If you have your own database, you can connect it here. This database access option uses the Presto Worker in the platform. Add a Connection path, similar to this example: local/master?user=admin
. Then write a SQL statement to extract the data you want, similar to this example:select * from master.bank_customer limit 2
. Then click Execute.
Ingest Data
Ingest data to be used in your projects with the Ecosystem Data Navigator. Once data has been added to the Platform it must be ingested into a specified database and collection.
Add a Database
You can either select a database and ingest your file into it, or create a new database by selecting + Add Database.
Add a unique database name related to your project. Click the Database button to the left of the input field to create it.
Once your database has been created, refresh the database list and click into it.
Ingest Collections
To ingest your file as a new collection inside your chosen database, select + Ingest Collection.

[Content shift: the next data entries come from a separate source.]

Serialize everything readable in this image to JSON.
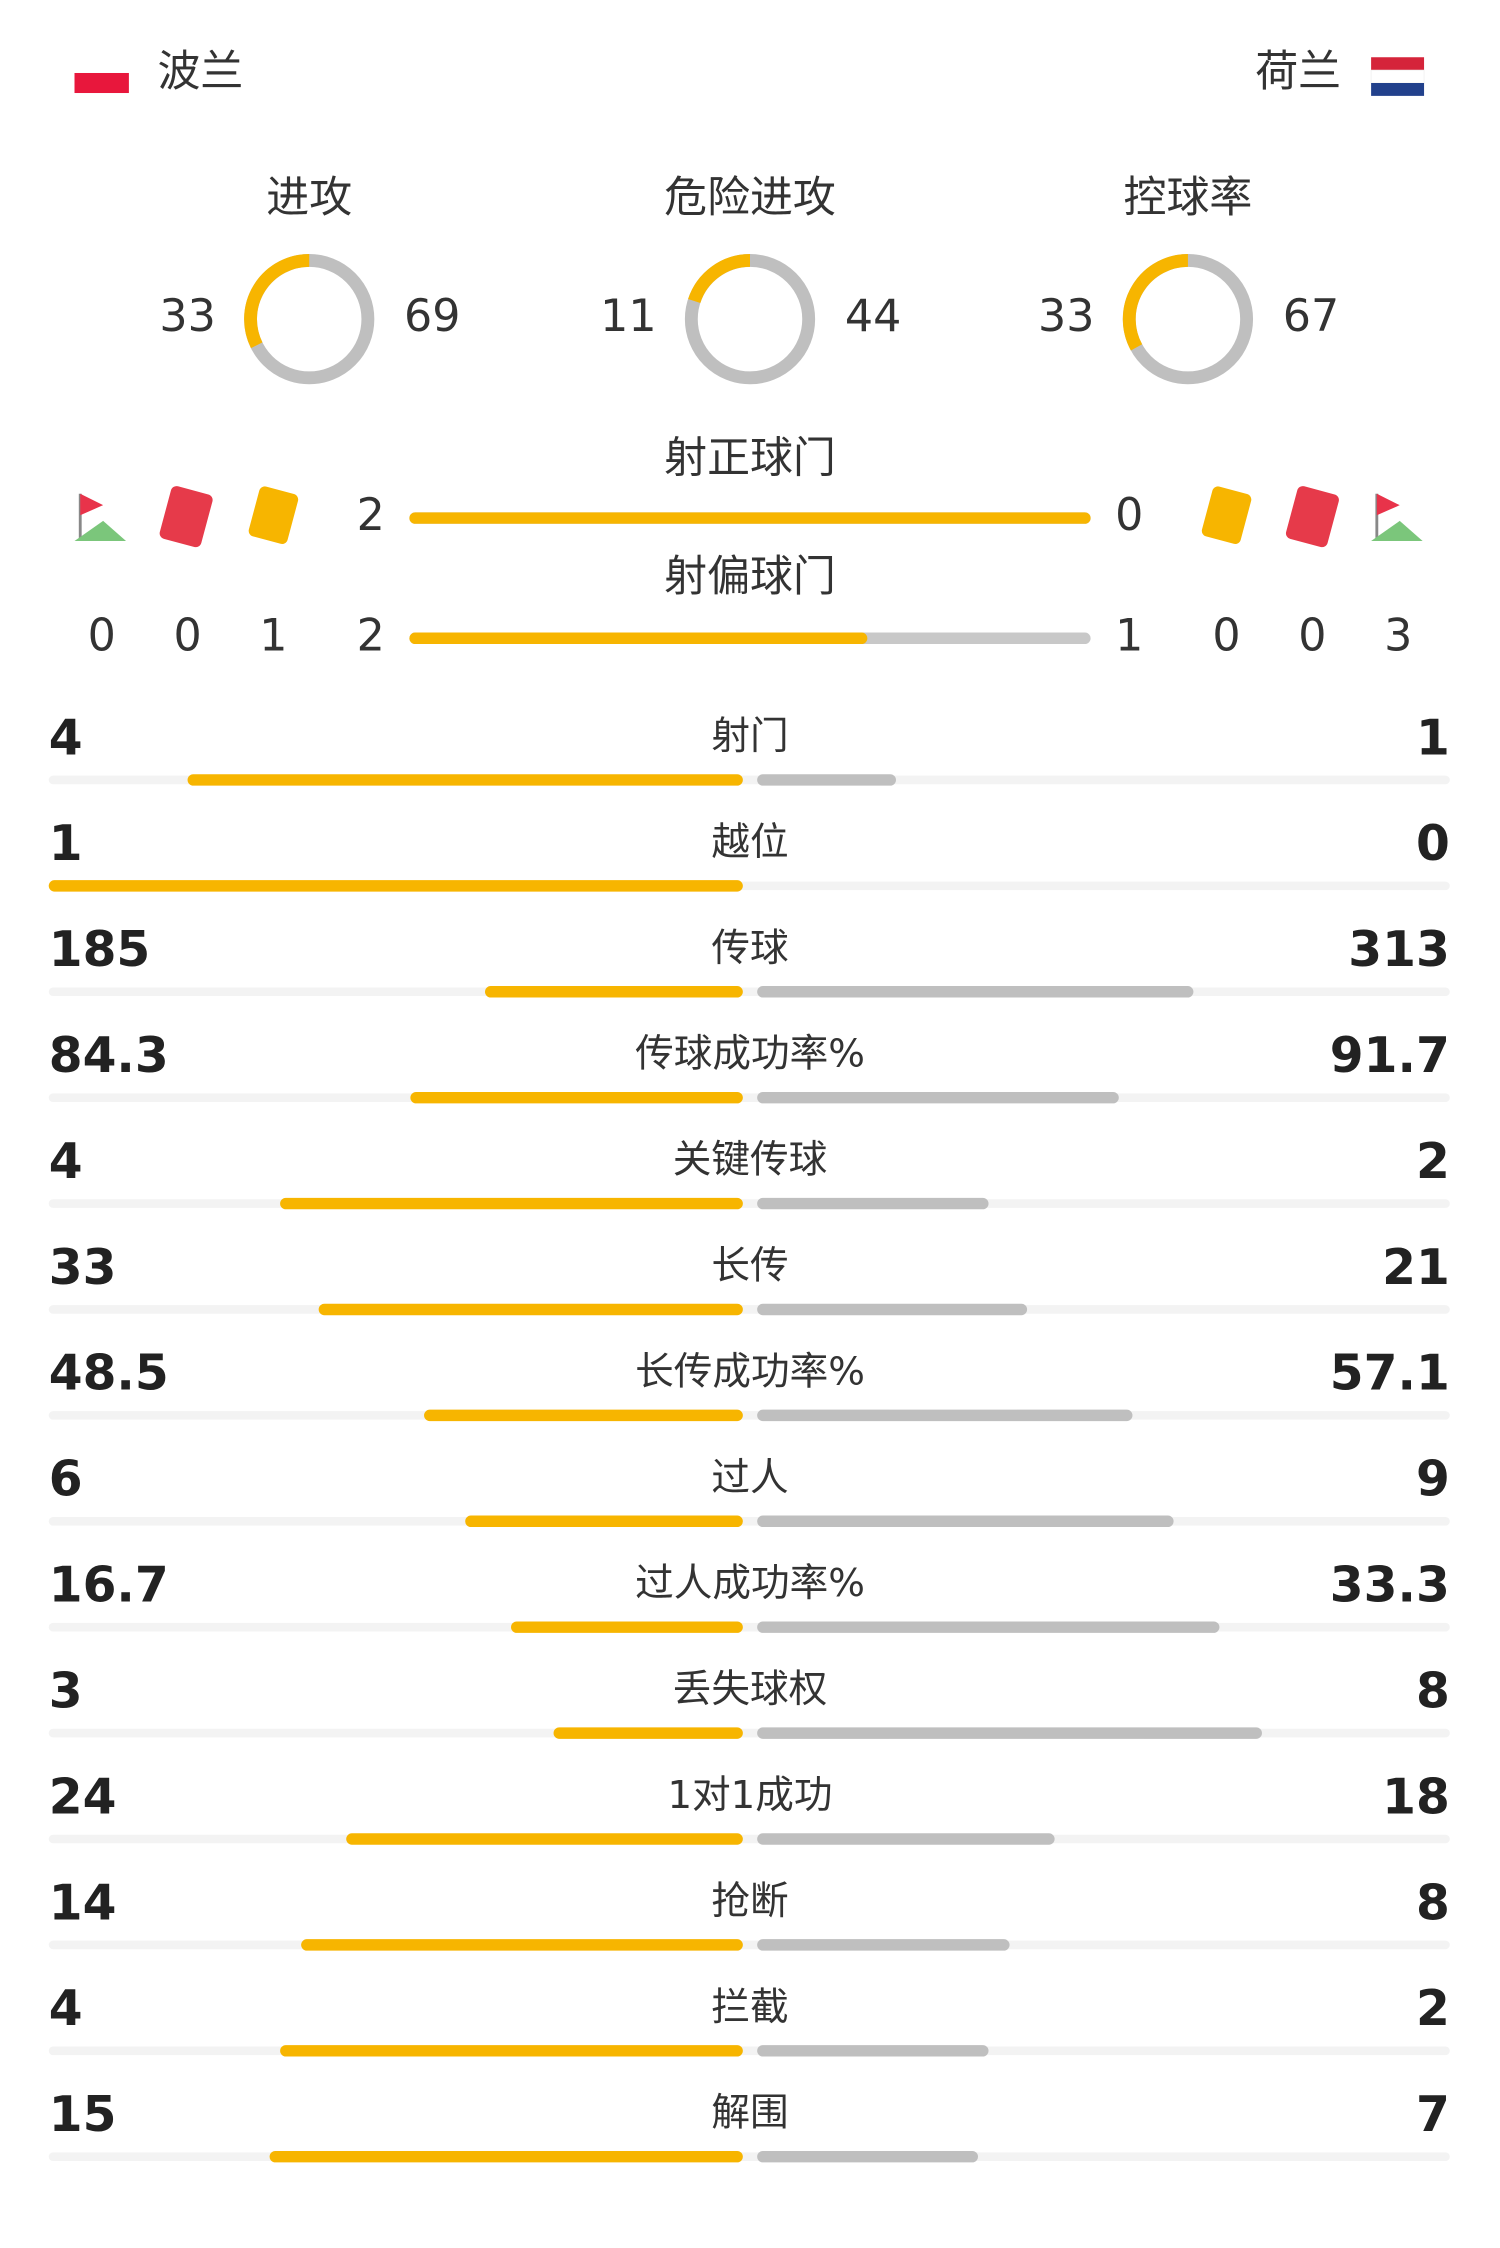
{
  "teams": {
    "home": "波兰",
    "away": "荷兰"
  },
  "rings": [
    {
      "label": "进攻",
      "home": 33,
      "away": 69
    },
    {
      "label": "危险进攻",
      "home": 11,
      "away": 44
    },
    {
      "label": "控球率",
      "home": 33,
      "away": 67
    }
  ],
  "shots": [
    {
      "label": "射正球门",
      "home": 2,
      "away": 0
    },
    {
      "label": "射偏球门",
      "home": 2,
      "away": 1
    }
  ],
  "cards": {
    "home": {
      "corners": 0,
      "red": 0,
      "yellow": 1
    },
    "away": {
      "yellow": 0,
      "red": 0,
      "corners": 3
    }
  },
  "stats": [
    {
      "label": "射门",
      "home": 4,
      "away": 1
    },
    {
      "label": "越位",
      "home": 1,
      "away": 0
    },
    {
      "label": "传球",
      "home": 185,
      "away": 313
    },
    {
      "label": "传球成功率%",
      "home": 84.3,
      "away": 91.7
    },
    {
      "label": "关键传球",
      "home": 4,
      "away": 2
    },
    {
      "label": "长传",
      "home": 33,
      "away": 21
    },
    {
      "label": "长传成功率%",
      "home": 48.5,
      "away": 57.1
    },
    {
      "label": "过人",
      "home": 6,
      "away": 9
    },
    {
      "label": "过人成功率%",
      "home": 16.7,
      "away": 33.3
    },
    {
      "label": "丢失球权",
      "home": 3,
      "away": 8
    },
    {
      "label": "1对1成功",
      "home": 24,
      "away": 18
    },
    {
      "label": "抢断",
      "home": 14,
      "away": 8
    },
    {
      "label": "拦截",
      "home": 4,
      "away": 2
    },
    {
      "label": "解围",
      "home": 15,
      "away": 7
    }
  ]
}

Select your file from the file list. You will see the file name appear above the Ingest: input field. Either copy this name or choose a unique one related to your project, then click Ingest to the left of the input.
Find & Export Collections
Once data has been ingested, it must be put into a format in which it can be used by machine learning algorithms. In order to do this, export your Collection to the ecosystem platform. You can then create a feature store from the exported data. Refresh the page if your Collection has not yet appeared on the list. Find your Collection. Using the Options dropdown to the right of your collection name, click Export.
View and edit the details of your export. Most of the settings in this tab can remain default. If you are unsure of how much data to export, leave the Number to Export as 0 to export it all. Click Export.